First-Principles Insights into the Thermodynamics of Variable-Temperature Ammonia Synthesis on Transition-Metal-Doped Cu (100) and (111)

Ammonia (NH3) is one of the most produced chemicals worldwide. NH3 synthesis predominantly utilizes the Haber–Bosch (HB) process, requiring high temperatures and pressures. Despite significant process advances, ample opportunity remains for improving the rate, selectivity, catalyst stability, and energy efficiency. Inspired by a recently developed programmable heating and quenching (PHQ) technique, here we present a first-principles screening of candidate single-atom alloy catalysts generated from doping (111) and (100) surfaces of copper (Cu), an ineffective HB catalyst in its pure form.
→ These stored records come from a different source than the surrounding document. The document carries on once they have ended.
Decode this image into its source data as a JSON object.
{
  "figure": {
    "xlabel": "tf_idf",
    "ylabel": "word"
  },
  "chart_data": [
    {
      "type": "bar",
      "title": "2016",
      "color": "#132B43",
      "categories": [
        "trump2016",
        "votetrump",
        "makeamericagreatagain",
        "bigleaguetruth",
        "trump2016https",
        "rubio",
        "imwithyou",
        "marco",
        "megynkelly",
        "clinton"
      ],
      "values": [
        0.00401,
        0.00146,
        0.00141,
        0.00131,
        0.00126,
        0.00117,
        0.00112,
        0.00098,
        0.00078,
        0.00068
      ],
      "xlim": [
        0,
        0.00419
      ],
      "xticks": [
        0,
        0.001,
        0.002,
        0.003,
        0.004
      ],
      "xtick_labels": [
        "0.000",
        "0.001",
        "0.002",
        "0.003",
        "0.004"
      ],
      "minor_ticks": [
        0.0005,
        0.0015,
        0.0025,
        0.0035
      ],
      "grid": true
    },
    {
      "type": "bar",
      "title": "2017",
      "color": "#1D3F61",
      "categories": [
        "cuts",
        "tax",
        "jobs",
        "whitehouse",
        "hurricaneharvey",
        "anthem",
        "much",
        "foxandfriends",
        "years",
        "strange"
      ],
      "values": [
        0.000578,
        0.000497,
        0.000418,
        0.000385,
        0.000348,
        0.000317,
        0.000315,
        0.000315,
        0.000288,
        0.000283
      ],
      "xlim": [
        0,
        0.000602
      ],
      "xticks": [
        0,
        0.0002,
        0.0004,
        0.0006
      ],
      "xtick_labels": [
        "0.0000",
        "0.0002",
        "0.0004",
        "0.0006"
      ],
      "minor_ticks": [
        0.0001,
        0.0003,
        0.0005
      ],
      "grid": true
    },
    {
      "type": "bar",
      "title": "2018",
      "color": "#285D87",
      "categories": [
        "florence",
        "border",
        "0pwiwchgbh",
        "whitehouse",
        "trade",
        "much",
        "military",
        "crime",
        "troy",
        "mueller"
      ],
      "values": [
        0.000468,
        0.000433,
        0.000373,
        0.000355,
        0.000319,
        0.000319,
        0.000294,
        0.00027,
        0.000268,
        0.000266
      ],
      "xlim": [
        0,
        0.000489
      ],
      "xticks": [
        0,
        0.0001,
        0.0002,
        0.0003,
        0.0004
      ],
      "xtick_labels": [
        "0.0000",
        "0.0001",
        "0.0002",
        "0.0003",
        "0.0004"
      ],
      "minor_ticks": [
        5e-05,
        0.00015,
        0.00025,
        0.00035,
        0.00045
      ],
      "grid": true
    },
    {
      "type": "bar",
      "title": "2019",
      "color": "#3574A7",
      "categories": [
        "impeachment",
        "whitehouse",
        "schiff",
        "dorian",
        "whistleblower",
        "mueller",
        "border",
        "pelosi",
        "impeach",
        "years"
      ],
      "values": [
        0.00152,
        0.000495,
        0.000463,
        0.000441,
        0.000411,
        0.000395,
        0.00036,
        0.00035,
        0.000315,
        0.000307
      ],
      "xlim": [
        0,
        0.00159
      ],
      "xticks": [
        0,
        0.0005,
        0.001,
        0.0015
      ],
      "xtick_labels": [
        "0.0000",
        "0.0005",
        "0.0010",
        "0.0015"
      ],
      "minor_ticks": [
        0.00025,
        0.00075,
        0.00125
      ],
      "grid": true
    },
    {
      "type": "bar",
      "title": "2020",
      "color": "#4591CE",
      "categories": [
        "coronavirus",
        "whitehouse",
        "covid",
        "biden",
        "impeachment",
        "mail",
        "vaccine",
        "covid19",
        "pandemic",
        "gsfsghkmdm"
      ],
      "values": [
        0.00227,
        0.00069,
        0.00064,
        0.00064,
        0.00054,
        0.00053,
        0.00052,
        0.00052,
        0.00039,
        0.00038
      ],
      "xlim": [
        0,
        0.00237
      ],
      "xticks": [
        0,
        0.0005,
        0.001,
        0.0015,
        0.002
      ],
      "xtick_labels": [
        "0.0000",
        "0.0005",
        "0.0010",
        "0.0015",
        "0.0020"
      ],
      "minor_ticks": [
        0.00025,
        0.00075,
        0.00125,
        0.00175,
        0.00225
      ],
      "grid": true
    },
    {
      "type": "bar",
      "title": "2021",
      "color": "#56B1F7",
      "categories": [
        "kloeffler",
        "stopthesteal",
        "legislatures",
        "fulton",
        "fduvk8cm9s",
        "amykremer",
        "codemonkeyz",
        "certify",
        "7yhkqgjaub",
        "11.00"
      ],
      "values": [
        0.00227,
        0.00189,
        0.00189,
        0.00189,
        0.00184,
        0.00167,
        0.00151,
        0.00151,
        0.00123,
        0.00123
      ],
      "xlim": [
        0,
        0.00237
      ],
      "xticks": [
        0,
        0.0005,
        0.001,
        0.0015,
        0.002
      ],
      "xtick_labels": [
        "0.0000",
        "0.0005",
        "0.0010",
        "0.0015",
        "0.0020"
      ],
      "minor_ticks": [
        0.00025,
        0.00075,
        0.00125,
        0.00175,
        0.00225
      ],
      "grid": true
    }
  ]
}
We predict the thermodynamics of two rate-limiting reactions, N2 dissociative adsorption and the final hydrogenation step leading up to NH3 release, at 400 and 900 K. Thermodynamically, the former reaction is favored at low temperatures, while the latter is favored at high temperatures. Vanadium-, chromium-, and molybdenum-doped Cu surfaces, due to intermediate M–N covalent bonding character, emerge as appealing candidate catalysts for PHQ NH3 synthesis, as they balance the thermodynamics of the above-mentioned reaction steps at their respective optimal temperatures.